Final solution
Final solution
ByPublished: 12:00 am Dec 04, 2007
The ways of Nepali governance are strange. We first misgovern for years on, creating an ugly mess, then we request foreigners to clean it up, or we readily agree to foreign offers of aid to do so. Even in the disposal of mountains of garbage we piled up, we sought foreign aid. We recklessly ran the two largest commercial banks for years, virtually bringing them to the precipice of bankruptcy, and then we acquiesced in a World Bank offer of loan, of course, with conditionality. Much the same has happened to the Agricultural Development Bank, now turned into a company, with ‘revamping’ aid from the Asian Development Bank, and so on and so forth. This week a news report appeared that the International Finance Corporation (IFC), a member of the World Bank Group, has moved, in response to the request of the Ministry of Culture, Tourism and Civil Aviation, to help restructure the troubled state-owned Nepal Airlines Corporation (NAC). IFC is said to be ‘studying’ how it could help. The idea is to bring the national flag carrier under a public-private partnership by seeking a ‘strategic partner’.
Most public corporations are crying out for rescue. Would the government apply for foreign bailout for them too? Besides, generally speaking, the performance of the government’s ministries and departments and branches are doing even worse, what would it do? Any government that tends to send out an SOS to foreigners even to deal with purely domestic problems or problems that it is supposed to deal with on its own — like improving the management or commercial performance of a public corporation— needs to do a lot of introspection whether it is fit to rule. Posterity may inherit the problems created now, as the present generation has inherited the problems created by past rulers. Handing over entire problems to a foreign firm or donor will save the government leaders the mental effort of innovation and the will to do well by themselves. This kind of ‘final solution’ does not call for any special quality.
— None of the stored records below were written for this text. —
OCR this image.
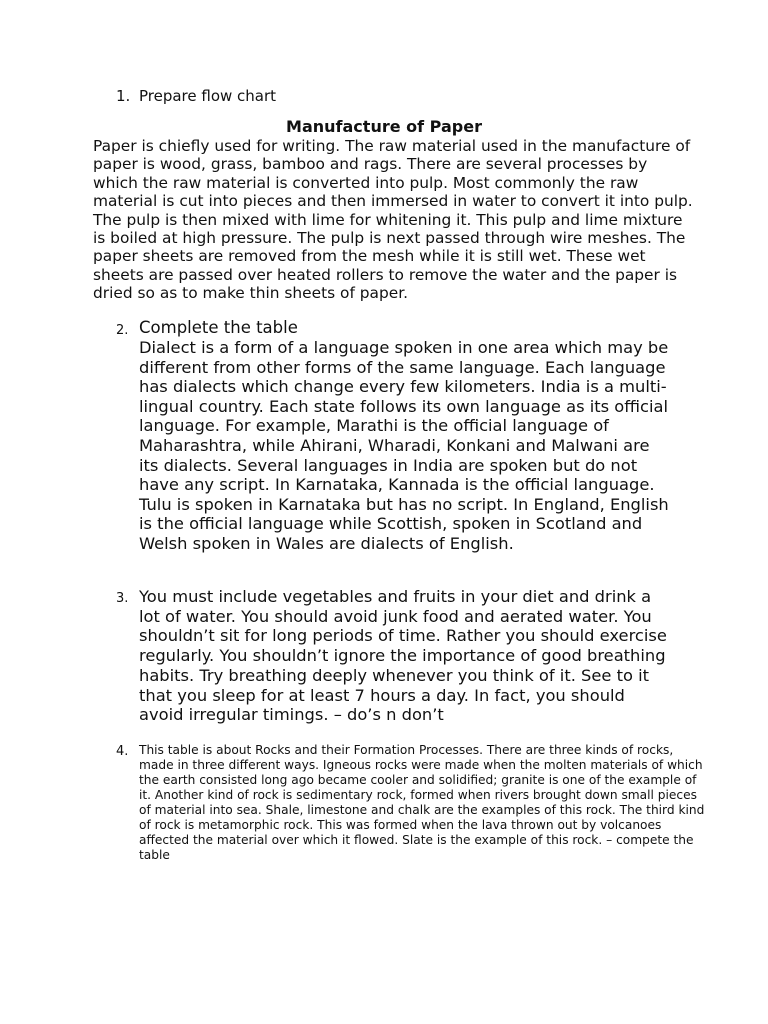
1. Prepare flow chart
Manufacture of Paper

Paper is chiefly used for writing. The raw material used in the manufacture of paper is wood, grass, bamboo and rags. There are several processes by which the raw material is converted into pulp. Most commonly the raw material is cut into pieces and then immersed in water to convert it into pulp. The pulp is then mixed with lime for whitening it. This pulp and lime mixture is boiled at high pressure. The pulp is next passed through wire meshes. The paper sheets are removed from the mesh while it is still wet. These wet sheets are passed over heated rollers to remove the water and the paper is dried so as to make thin sheets of paper.

2. Complete the table

Dialect is a form of a language spoken in one area which may be different from other forms of the same language. Each language has dialects which change every few kilometers. India is a multi-lingual country. Each state follows its own language as its official language. For example, Marathi is the official language of Maharashtra, while Ahirani, Wharadi, Konkani and Malwani are its dialects. Several languages in India are spoken but do not have any script. In Karnataka, Kannada is the official language. Tulu is spoken in Karnataka but has no script. In England, English is the official language while Scottish, spoken in Scotland and Welsh spoken in Wales are dialects of English.

3. You must include vegetables and fruits in your diet and drink a lot of water. You should avoid junk food and aerated water. You shouldn’t sit for long periods of time. Rather you should exercise regularly. You shouldn’t ignore the importance of good breathing habits. Try breathing deeply whenever you think of it. See to it that you sleep for at least 7 hours a day. In fact, you should avoid irregular timings. – do’s n don’t

4. This table is about Rocks and their Formation Processes. There are three kinds of rocks, made in three different ways. Igneous rocks were made when the molten materials of which the earth consisted long ago became cooler and solidified; granite is one of the example of it. Another kind of rock is sedimentary rock, formed when rivers brought down small pieces of material into sea. Shale, limestone and chalk are the examples of this rock. The third kind of rock is metamorphic rock. This was formed when the lava thrown out by volcanoes affected the material over which it flowed. Slate is the example of this rock. – compete the table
NAC has been in deep trouble for so long, since even when the present Prime Minister became prime minister for the first time more than fifteen years ago. NAC has been prolific in throwing up financial scandals since the Panchayat days, in the process involving big names such as the royal and Koirala families. Several high-level commissions have been constituted in the past to suggest the best ways of bringing NAC around, but nothing concrete has followed so far by way of action. For a government that hiked the oil prices weeks ago but that has been unable still to ease the supply of petroleum products, it is difficult to find favourable words. But any kind of sale of major stakes in any corporation to any business group in the name of privatisation or restructuring would hardly find favour with the public, either, because of Nepal’s bitter experience with privatisations through sell-off of entire corporations at relatively low prices. The only way to win general support would be privatisation through maximum public participation.